Glaucoma affects half a million people in the UK and can cause blindness if left untreated. However, the study cited by The Independent, published in Investigative Ophthalmology & Visual Science, was unable to prove that air pollution was a trigger.

Following the article, environmentalist Dr Rosemary Mason put together a 20-page report on glyphosate and has sent it out to key public health officials and media outlets, including The Independent’s editor. 

In her report, she states that the European Chemicals Agency classifies glyphosate as a substance that causes serious eye damage and is toxic to aquatic life with long lasting effects. But she claims that the media still remains silent on the matter. Even in UK towns and cities, glyphosate-based Roundup herbicide is still being sprayed on weeds and super-weeds which have become Roundup-resistant.

Mason implores The Independent and other mainstream media outlets to write with honesty about the use and harmful effects of glyphosate-based weedicides and other agrochemicals.
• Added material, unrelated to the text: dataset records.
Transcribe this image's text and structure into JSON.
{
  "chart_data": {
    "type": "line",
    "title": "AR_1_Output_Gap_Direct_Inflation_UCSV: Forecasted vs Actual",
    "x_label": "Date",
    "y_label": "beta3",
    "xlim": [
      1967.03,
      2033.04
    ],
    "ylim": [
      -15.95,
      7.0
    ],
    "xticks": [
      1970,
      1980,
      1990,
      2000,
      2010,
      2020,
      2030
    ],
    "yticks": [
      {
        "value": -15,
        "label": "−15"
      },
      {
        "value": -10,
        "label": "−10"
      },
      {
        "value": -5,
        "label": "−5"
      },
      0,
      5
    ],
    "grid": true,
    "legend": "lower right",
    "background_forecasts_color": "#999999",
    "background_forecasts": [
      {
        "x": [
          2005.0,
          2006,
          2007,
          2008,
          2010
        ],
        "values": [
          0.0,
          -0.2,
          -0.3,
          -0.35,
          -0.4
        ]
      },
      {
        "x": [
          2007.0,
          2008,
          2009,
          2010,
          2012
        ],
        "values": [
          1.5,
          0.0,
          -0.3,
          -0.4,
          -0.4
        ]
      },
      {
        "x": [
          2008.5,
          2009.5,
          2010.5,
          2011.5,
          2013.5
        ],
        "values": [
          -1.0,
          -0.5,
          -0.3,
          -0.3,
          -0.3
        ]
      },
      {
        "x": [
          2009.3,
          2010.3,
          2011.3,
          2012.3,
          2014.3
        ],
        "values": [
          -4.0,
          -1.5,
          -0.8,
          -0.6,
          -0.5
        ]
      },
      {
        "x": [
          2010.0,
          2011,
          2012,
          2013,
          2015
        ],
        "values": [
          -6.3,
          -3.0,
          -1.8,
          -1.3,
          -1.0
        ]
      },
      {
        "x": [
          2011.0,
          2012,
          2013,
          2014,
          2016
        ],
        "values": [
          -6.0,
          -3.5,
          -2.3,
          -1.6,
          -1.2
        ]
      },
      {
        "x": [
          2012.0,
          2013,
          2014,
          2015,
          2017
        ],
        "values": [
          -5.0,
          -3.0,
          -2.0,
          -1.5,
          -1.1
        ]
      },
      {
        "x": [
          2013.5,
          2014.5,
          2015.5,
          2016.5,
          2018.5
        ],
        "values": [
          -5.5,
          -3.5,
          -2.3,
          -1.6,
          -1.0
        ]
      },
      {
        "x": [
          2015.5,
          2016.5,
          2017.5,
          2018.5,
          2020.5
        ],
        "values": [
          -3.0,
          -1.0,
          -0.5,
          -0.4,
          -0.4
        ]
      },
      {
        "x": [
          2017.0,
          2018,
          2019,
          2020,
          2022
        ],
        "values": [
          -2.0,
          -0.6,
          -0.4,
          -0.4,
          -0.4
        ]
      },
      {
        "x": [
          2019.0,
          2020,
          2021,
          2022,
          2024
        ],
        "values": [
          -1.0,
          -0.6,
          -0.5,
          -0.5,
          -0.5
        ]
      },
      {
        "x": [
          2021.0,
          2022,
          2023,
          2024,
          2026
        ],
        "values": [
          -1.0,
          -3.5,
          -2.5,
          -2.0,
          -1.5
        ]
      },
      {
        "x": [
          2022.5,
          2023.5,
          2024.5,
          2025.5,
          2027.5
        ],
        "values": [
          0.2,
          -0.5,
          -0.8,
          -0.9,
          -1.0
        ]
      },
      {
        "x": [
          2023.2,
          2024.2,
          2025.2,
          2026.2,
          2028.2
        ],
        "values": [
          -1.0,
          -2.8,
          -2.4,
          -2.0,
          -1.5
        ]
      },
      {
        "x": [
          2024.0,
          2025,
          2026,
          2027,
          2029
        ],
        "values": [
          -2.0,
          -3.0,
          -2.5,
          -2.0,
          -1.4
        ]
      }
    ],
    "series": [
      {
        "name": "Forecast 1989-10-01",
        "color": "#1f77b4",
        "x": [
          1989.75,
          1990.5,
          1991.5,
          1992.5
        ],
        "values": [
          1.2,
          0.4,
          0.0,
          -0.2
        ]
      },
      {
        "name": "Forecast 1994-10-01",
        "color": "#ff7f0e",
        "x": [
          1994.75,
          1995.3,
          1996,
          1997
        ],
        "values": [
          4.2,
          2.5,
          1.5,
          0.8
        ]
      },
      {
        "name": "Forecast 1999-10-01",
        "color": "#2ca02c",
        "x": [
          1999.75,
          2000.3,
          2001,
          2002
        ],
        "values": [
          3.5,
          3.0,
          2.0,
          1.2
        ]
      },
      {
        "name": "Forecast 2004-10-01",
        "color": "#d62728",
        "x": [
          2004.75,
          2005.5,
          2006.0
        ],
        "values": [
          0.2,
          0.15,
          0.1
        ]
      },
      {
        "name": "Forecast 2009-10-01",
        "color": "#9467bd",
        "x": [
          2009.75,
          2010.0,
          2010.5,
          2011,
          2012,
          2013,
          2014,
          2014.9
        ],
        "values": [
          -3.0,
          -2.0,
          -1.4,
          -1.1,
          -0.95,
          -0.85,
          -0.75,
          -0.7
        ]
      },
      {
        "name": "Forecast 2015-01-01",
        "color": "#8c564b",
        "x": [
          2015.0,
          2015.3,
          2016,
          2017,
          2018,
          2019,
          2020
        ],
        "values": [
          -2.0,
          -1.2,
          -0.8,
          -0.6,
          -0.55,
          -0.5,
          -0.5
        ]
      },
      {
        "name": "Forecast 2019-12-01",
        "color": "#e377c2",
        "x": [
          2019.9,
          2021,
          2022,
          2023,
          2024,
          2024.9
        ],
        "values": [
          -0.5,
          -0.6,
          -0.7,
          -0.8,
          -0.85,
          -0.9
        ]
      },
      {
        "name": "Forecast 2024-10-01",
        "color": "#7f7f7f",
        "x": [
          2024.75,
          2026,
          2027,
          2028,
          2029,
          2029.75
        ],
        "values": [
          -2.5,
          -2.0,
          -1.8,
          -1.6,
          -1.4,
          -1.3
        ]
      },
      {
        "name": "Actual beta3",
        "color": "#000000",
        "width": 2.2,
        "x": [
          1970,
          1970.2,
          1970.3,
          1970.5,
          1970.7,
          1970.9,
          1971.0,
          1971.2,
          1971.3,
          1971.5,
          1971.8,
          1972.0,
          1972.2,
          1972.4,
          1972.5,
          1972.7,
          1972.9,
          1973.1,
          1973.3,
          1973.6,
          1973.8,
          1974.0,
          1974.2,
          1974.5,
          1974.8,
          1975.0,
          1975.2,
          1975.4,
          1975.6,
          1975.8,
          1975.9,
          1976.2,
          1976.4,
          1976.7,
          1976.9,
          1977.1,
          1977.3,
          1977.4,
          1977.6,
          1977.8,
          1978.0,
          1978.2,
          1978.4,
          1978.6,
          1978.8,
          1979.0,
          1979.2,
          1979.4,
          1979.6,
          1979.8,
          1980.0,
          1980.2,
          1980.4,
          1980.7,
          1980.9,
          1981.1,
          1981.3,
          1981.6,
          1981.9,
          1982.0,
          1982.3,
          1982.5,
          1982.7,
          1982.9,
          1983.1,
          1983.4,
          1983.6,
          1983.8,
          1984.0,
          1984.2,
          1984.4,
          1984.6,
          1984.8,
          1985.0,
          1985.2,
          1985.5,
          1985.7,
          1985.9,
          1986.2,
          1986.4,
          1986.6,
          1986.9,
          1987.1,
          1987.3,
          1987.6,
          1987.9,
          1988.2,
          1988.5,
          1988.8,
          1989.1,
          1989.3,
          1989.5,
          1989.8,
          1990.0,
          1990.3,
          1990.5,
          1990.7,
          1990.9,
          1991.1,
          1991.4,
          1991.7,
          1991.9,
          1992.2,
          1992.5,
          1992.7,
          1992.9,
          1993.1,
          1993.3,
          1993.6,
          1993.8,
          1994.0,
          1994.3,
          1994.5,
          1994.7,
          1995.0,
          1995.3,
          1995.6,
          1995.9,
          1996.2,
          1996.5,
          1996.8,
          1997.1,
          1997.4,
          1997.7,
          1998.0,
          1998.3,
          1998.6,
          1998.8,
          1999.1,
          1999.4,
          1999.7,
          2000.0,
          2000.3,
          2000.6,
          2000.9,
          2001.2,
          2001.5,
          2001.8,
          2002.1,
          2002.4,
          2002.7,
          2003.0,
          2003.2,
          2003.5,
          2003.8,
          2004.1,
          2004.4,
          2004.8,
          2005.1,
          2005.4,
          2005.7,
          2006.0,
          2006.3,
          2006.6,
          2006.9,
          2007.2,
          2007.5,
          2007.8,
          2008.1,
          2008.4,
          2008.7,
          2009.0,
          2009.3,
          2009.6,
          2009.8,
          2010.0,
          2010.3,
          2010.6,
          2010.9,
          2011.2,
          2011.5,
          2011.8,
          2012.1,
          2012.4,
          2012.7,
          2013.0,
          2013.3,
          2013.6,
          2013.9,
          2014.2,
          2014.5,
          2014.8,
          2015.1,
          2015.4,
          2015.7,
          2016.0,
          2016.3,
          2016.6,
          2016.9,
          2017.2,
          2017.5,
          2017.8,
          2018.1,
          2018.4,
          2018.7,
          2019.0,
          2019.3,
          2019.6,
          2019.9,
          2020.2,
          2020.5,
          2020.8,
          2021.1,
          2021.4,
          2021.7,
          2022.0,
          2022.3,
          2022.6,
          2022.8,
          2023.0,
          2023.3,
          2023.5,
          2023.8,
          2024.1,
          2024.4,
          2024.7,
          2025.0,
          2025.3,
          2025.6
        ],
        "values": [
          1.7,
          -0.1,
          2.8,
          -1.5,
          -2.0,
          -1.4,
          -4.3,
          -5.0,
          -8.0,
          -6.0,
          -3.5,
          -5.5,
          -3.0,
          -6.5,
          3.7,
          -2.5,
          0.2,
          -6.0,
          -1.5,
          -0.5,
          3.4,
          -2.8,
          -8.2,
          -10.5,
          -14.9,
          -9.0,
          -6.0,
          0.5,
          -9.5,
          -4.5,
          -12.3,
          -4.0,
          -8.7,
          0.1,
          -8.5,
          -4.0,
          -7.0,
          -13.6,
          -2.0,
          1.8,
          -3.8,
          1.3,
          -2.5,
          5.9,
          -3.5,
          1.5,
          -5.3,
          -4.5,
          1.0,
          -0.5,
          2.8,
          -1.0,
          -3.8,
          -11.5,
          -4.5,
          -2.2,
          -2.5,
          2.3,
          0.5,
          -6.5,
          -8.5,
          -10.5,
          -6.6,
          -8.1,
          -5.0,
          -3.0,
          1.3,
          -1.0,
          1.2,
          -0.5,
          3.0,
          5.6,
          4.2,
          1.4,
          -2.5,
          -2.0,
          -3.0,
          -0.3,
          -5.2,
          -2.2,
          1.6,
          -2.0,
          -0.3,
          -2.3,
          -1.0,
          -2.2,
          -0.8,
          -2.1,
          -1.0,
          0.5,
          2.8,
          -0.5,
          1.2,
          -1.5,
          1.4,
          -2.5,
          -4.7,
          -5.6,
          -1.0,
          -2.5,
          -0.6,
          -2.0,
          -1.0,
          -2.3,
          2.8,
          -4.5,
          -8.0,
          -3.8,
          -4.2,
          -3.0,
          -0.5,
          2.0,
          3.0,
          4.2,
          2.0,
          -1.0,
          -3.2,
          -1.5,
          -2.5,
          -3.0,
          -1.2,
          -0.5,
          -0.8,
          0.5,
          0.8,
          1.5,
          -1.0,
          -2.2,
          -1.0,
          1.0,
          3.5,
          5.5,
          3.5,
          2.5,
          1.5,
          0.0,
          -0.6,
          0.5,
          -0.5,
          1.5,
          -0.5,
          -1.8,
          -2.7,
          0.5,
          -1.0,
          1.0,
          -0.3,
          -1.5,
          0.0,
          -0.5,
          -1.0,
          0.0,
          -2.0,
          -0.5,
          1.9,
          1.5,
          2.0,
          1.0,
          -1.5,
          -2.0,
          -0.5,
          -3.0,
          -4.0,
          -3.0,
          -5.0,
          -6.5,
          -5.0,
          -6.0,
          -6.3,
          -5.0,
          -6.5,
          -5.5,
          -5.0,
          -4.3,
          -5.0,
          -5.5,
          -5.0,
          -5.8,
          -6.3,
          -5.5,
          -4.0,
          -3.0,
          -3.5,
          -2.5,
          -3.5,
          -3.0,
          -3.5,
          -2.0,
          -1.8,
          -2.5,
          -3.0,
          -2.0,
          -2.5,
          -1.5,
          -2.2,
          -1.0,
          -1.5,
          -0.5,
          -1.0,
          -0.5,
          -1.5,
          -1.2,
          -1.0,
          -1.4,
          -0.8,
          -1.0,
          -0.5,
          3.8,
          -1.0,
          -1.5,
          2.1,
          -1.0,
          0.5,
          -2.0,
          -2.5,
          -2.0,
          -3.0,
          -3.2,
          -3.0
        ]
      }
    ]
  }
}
She quotes the UN expert on Toxics, Baskut Tuncak, who in 2017 urged the EU to put children’s health before pesticides. 

Children form the most vulnerable part of the population as pesticides can adversely affect their development.

Offering insight into the incidence of cataracts in England, Mason notes that annual rates of admission for cataract surgery rose 10‐fold from 1968 to 2004: from 62 episodes per 100,000 population to 637.

A 2016 study by the WHO also confirmed that the incidence of cataracts had greatly increased: in ‘A global assessment of the burden of disease from environmental risks’ it says that cataracts are the leading cause of blindness worldwide. Globally, cataracts are responsible for 51% of blindness. An estimated 20 million individuals suffer from this degenerative eye disease.

Mason discusses long waiting lists for cataracts in England. Because the NHS cannot cope with the pressure, private companies are cashing in. The growing demand for cataract operations is forcing the NHS to send increasing numbers of patients to be treated privately.

In Wales, where Mason resides, 35,000 patients are at risk of going blind from macular degeneration and glaucoma while on the NHS waiting list. All the municipal councils in Wales use glyphosate-based herbicides. Glyphosate now accounts for about 50% of all herbicide use in the US. 

About 75% of glyphosate use has occurred since 2006, with the global glyphosate market projected to reach $11.74 billion by 2023.

Figures for the use of glyphosate in the UK show a similar trend, which Mason has documented in her many reports. And let us not forget at this point that the current Conservative government regards Brexit as an ideal opportunity to usher in crops that have been genetically engineered to withstand the application of glyphosate or similar chemicals. The agrochemicals sector stands in the wings salivating at the prospect. 

This has nothing to do with boosting yields or ‘feeding the world’ as Boris Johnson asserts (claims which fail to stand up to scrutiny) but has everything to do with facilitating industry ambitions.

Never in history has a chemical been used so pervasively. Glyphosate is in our air, water, plants, animals, grains, vegetables and meats. It’s in beer and wine, children’s breakfast cereal and snack bars and mother’s breast milk. It’s even in our vaccines.

Of course, the power of the pesticides companies has been well noted. 

In 2017, global agrochemical corporations were severely criticised by UN Special Rapporteur on the right to food, Hilal Elver. A report presented to the UN human rights council accused them of the “systematic denial of harms”, “aggressive, unethical marketing tactics” and heavy lobbying of governments which has obstructed reforms and paralysed global pesticide restrictions.

The report authored by Hilal Elver and Baskut Tuncak says pesticides have catastrophic impacts on the environment, human health and society as a whole, including an estimated 200,000 deaths a year from acute poisoning. Its authors said: “It is time to create a global process to transition toward safer and healthier food and agricultural production.”